Approximately 5,000 of the 6,000 genes in the S. cerevisiae genome have been found to be "nonessential" - that is, the yeast can survive even when these genes are mutated so as to be nonfunctional (researchers determined this by observing the gene's expression when they were turned off individually). Even though the majority of the yeast's genes are nonessential, they may impart selective advantages that allow them to persist. In putting together the synIII chromosome, the researchers sought to identify which of these individually nonessential genes could be safely deleted after accounting for multiple gene interactions.
Jef D. Boeke, Ph.D., and his team at Johns Hopkins University (JHU) in Baltimore, used a computer to rearrange and delete extra DNA segments that did not code for proteins. They drew a rough sketch of what their desired synthetic chromosome might look like after altering stretches of the native chromosome, causing the genes to "scramble" when treated with a hormone called estradiol. This allowed the team to control the evolution and size reduction of the S. cerevisiae genome.
With the simulated synIII model as a reference, undergraduate students enrolled in the "Build-A-Genome" course at JHU used DNA 'building blocks' to piece together larger strings of DNA (called 'minichunks'). Other sequences of artificial DNA were used to track the nonessential genes as they were added to the synthetic chromosome. After 11 rounds of inserting new genes into the host yeast cell, the smaller, streamlined synIII sequence was all that remained.
Despite a few slight differences between the predicted sequence and the resulting synIII, yeast colonies implanted with the artificial chromosome grew as rapidly and were as genetically stable as the unmodified S. cerevisiae colonies; they were essentially indistinguishable.

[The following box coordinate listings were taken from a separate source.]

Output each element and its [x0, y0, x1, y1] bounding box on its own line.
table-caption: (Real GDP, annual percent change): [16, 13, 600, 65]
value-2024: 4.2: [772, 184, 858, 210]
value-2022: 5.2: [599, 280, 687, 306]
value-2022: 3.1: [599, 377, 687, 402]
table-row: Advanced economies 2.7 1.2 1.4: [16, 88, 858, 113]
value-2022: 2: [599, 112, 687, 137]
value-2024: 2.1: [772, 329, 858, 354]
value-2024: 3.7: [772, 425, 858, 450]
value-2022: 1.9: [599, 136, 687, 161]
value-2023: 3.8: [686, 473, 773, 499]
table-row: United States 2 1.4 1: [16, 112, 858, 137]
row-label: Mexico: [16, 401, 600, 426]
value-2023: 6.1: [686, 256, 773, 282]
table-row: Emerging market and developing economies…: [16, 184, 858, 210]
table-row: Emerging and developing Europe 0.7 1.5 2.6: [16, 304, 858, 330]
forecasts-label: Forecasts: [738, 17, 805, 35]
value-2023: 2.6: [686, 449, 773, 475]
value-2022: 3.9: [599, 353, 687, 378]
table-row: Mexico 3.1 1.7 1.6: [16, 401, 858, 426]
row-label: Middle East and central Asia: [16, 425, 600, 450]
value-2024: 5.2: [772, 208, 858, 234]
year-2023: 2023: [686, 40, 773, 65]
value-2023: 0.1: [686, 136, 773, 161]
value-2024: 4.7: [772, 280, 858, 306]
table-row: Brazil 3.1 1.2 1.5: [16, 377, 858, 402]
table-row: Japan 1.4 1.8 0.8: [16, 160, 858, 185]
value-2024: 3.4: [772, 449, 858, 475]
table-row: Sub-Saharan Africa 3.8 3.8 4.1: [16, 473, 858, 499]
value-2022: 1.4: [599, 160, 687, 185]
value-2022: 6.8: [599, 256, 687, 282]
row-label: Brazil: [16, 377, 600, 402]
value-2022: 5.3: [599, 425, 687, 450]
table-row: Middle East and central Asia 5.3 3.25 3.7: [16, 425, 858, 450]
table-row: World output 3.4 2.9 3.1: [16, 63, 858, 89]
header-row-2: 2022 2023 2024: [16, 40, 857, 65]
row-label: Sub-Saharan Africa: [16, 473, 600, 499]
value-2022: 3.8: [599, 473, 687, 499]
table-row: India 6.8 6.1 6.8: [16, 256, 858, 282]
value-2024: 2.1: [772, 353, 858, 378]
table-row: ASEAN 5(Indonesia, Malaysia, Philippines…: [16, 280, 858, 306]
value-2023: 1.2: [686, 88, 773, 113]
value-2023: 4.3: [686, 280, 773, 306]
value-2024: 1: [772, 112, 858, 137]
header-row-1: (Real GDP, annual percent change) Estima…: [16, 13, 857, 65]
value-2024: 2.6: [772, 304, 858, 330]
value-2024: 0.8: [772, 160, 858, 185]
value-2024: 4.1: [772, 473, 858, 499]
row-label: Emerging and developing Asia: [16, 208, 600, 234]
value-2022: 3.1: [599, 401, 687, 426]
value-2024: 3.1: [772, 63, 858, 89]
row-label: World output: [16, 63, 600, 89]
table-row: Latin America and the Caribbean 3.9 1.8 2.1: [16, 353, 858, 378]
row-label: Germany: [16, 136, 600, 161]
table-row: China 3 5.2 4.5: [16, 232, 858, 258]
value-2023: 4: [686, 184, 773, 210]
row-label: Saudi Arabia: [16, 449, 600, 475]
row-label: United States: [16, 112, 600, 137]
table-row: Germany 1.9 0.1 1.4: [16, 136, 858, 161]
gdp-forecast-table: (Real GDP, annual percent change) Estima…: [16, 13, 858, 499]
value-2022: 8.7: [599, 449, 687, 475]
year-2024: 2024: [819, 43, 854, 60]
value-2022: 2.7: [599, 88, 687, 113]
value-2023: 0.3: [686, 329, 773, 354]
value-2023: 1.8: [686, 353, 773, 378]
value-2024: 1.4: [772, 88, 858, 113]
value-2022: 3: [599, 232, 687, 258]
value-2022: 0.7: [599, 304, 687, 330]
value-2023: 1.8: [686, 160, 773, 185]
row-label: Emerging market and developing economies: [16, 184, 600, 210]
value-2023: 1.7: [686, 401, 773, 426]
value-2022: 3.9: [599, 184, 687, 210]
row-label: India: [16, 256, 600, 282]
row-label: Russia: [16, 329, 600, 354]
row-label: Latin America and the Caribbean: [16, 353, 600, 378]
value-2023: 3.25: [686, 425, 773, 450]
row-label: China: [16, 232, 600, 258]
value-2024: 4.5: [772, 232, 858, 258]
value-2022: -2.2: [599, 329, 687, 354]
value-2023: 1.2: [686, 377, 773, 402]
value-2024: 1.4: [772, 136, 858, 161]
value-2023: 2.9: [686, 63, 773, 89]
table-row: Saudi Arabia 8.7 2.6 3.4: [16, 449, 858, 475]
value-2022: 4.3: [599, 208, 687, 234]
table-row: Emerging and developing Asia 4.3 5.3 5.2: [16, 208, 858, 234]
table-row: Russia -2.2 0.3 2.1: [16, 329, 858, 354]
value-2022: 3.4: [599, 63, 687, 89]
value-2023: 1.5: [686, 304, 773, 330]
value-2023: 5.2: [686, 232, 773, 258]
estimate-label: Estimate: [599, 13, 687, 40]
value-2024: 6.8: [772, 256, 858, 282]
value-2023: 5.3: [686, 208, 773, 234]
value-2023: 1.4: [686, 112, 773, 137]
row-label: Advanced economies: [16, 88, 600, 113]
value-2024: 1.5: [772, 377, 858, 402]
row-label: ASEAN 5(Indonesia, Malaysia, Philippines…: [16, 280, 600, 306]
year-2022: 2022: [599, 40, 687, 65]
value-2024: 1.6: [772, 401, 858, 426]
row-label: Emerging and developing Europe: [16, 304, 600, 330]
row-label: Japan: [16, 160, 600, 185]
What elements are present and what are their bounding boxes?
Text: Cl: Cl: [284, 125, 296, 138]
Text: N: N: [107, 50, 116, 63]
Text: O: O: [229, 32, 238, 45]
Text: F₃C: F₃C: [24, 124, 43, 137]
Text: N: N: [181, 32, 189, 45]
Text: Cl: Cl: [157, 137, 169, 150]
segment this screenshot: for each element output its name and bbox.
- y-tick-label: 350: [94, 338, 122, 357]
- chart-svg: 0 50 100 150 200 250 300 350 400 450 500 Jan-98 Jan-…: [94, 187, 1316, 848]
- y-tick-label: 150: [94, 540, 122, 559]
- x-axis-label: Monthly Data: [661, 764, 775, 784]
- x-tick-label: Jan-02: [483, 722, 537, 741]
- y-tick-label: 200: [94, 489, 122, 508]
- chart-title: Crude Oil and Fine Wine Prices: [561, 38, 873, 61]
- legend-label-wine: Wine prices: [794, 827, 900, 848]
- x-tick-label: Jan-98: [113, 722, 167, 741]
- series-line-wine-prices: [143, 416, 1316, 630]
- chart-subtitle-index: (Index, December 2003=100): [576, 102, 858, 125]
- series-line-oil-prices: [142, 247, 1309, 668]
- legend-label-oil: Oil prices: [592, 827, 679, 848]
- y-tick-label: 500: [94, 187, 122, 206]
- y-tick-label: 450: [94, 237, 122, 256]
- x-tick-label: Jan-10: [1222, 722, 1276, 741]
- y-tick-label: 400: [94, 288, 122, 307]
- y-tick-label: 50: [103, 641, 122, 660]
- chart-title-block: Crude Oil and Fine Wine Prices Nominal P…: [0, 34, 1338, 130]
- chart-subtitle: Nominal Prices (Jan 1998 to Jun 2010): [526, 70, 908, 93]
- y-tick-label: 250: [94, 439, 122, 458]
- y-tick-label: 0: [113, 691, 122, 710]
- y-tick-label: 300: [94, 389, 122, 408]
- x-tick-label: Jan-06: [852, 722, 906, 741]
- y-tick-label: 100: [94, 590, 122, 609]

Though a major objective of the study was to create a catalog of possible genes that could be deleted while still allowing the yeast to to survive under specific conditions, the research team faced challenges when they scrambled the individually nonessential genes. The team will need to make some modifications to gain greater control over rearrangement, but the fact that genome biologists can now design and construct human-made eukaryotic chromosomes is an important step in designer genome science.
Dr. Boeke and his team have demonstrated the feasibility of overhauling the yeast genome without affecting its ability to survive and reproduce. As they proceed in synthesizing the 15 remaining yeast chromosomes we will see how in the future we might reengineer genomes in more complex organisms. Aside from this technology's clear applications in industry-S. cerevisiae can be used to produce biofuels-one day we might design and implant synthetic human chromosomes as gene therapies, or perhaps even replace complete genome sets to mend disease-causing mutations.